Brewing news China: Chinese brewers not active in searching for overseas stake buyers

Chinese breweries are not actively searching for overseas partners or stake buyers, according to an analyst and industry executives. According to the MergeMarket report, the market for beer in the country is becoming more attractive to overseas investors increasing 5-8% yearly.

United Securities analyst Liu Shukun said the market with high growth and return rate is attractive, but China is relatively mature in terms of brewing technology and promotions. So the incentive for local companies to introduce overseas investors is diminishing.

There are several hundred brewing companies in China. Some 20 of them have established a relationship with large overseas players, like Heineken and Budweiser, or introduced strategic investors from Japan, Taiwan, and Hong Kong.

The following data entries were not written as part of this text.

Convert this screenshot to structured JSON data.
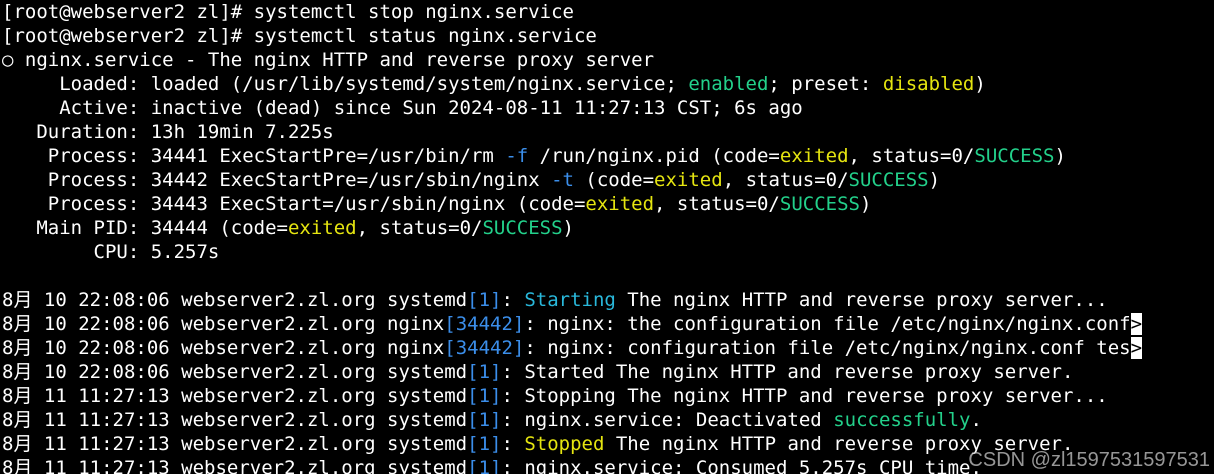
{
  "colors": {
    "background": "#000000",
    "text": "#ffffff",
    "yellow": "#e5e510",
    "green": "#23d18b",
    "cyan": "#29b8db",
    "blue": "#3b8eea"
  },
  "lines": [
    [
      {
        "t": "[root@webserver2 zl]# systemctl stop nginx.service"
      }
    ],
    [
      {
        "t": "[root@webserver2 zl]# systemctl status nginx.service"
      }
    ],
    [
      {
        "t": "○ nginx.service - The nginx HTTP and reverse proxy server"
      }
    ],
    [
      {
        "t": "     Loaded: loaded (/usr/lib/systemd/system/nginx.service; "
      },
      {
        "t": "enabled",
        "c": "g"
      },
      {
        "t": "; preset: "
      },
      {
        "t": "disabled",
        "c": "y"
      },
      {
        "t": ")"
      }
    ],
    [
      {
        "t": "     Active: inactive (dead) since Sun 2024-08-11 11:27:13 CST; 6s ago"
      }
    ],
    [
      {
        "t": "   Duration: 13h 19min 7.225s"
      }
    ],
    [
      {
        "t": "    Process: 34441 ExecStartPre=/usr/bin/rm "
      },
      {
        "t": "-f",
        "c": "b"
      },
      {
        "t": " /run/nginx.pid (code="
      },
      {
        "t": "exited",
        "c": "y"
      },
      {
        "t": ", status=0/"
      },
      {
        "t": "SUCCESS",
        "c": "g"
      },
      {
        "t": ")"
      }
    ],
    [
      {
        "t": "    Process: 34442 ExecStartPre=/usr/sbin/nginx "
      },
      {
        "t": "-t",
        "c": "b"
      },
      {
        "t": " (code="
      },
      {
        "t": "exited",
        "c": "y"
      },
      {
        "t": ", status=0/"
      },
      {
        "t": "SUCCESS",
        "c": "g"
      },
      {
        "t": ")"
      }
    ],
    [
      {
        "t": "    Process: 34443 ExecStart=/usr/sbin/nginx (code="
      },
      {
        "t": "exited",
        "c": "y"
      },
      {
        "t": ", status=0/"
      },
      {
        "t": "SUCCESS",
        "c": "g"
      },
      {
        "t": ")"
      }
    ],
    [
      {
        "t": "   Main PID: 34444 (code="
      },
      {
        "t": "exited",
        "c": "y"
      },
      {
        "t": ", status=0/"
      },
      {
        "t": "SUCCESS",
        "c": "g"
      },
      {
        "t": ")"
      }
    ],
    [
      {
        "t": "        CPU: 5.257s"
      }
    ],
    [
      {
        "t": ""
      }
    ],
    [
      {
        "t": "8月 10 22:08:06 webserver2.zl.org systemd"
      },
      {
        "t": "[1]",
        "c": "b"
      },
      {
        "t": ": "
      },
      {
        "t": "Starting",
        "c": "c"
      },
      {
        "t": " The nginx HTTP and reverse proxy server..."
      }
    ],
    [
      {
        "t": "8月 10 22:08:06 webserver2.zl.org nginx"
      },
      {
        "t": "[34442]",
        "c": "b"
      },
      {
        "t": ": nginx: the configuration file /etc/nginx/nginx.conf"
      },
      {
        "t": ">",
        "c": "cursor-mark"
      }
    ],
    [
      {
        "t": "8月 10 22:08:06 webserver2.zl.org nginx"
      },
      {
        "t": "[34442]",
        "c": "b"
      },
      {
        "t": ": nginx: configuration file /etc/nginx/nginx.conf tes"
      },
      {
        "t": ">",
        "c": "cursor-mark"
      }
    ],
    [
      {
        "t": "8月 10 22:08:06 webserver2.zl.org systemd"
      },
      {
        "t": "[1]",
        "c": "b"
      },
      {
        "t": ": Started The nginx HTTP and reverse proxy server."
      }
    ],
    [
      {
        "t": "8月 11 11:27:13 webserver2.zl.org systemd"
      },
      {
        "t": "[1]",
        "c": "b"
      },
      {
        "t": ": Stopping The nginx HTTP and reverse proxy server..."
      }
    ],
    [
      {
        "t": "8月 11 11:27:13 webserver2.zl.org systemd"
      },
      {
        "t": "[1]",
        "c": "b"
      },
      {
        "t": ": nginx.service: Deactivated "
      },
      {
        "t": "successfully",
        "c": "g"
      },
      {
        "t": "."
      }
    ],
    [
      {
        "t": "8月 11 11:27:13 webserver2.zl.org systemd"
      },
      {
        "t": "[1]",
        "c": "b"
      },
      {
        "t": ": "
      },
      {
        "t": "Stopped",
        "c": "y"
      },
      {
        "t": " The nginx HTTP and reverse proxy server."
      }
    ],
    [
      {
        "t": "8月 11 11:27:13 webserver2.zl.org systemd"
      },
      {
        "t": "[1]",
        "c": "b"
      },
      {
        "t": ": nginx.service: Consumed 5.257s CPU time."
      }
    ]
  ],
  "watermark": "CSDN @zl1597531597531"
}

Most Chinese beer brewing companies are state-owned and profitable. The analyst forecasts this situation will remain so for many years: another reason why local companies might retain controlling stake positions, he said.

Yanjing Beer has been approached by overseas players seeking cooperation or even a buyout in the past year, but was not interested, an executive at the company said. Yanjing Beer, a listed state-owned company, is also one of the biggest breweries companies in China. In 2005, its turnover reached USD 1bn.

Daxue Beer sold a 25% stake to Kirin Brewery Company, a Japanese player, last year. An executive at the company said there were no plans to sell a controlling stake in the future. If an overseas investor is seeking potential collaboration with local beer companies, or seeking a buyout, it should focus on second-tier companies, he continued.

In 2004, Daxue Beer's turnover reached CNY 263m (USD 32m). The Kirin deal was worth CNY 300m (USD 37m).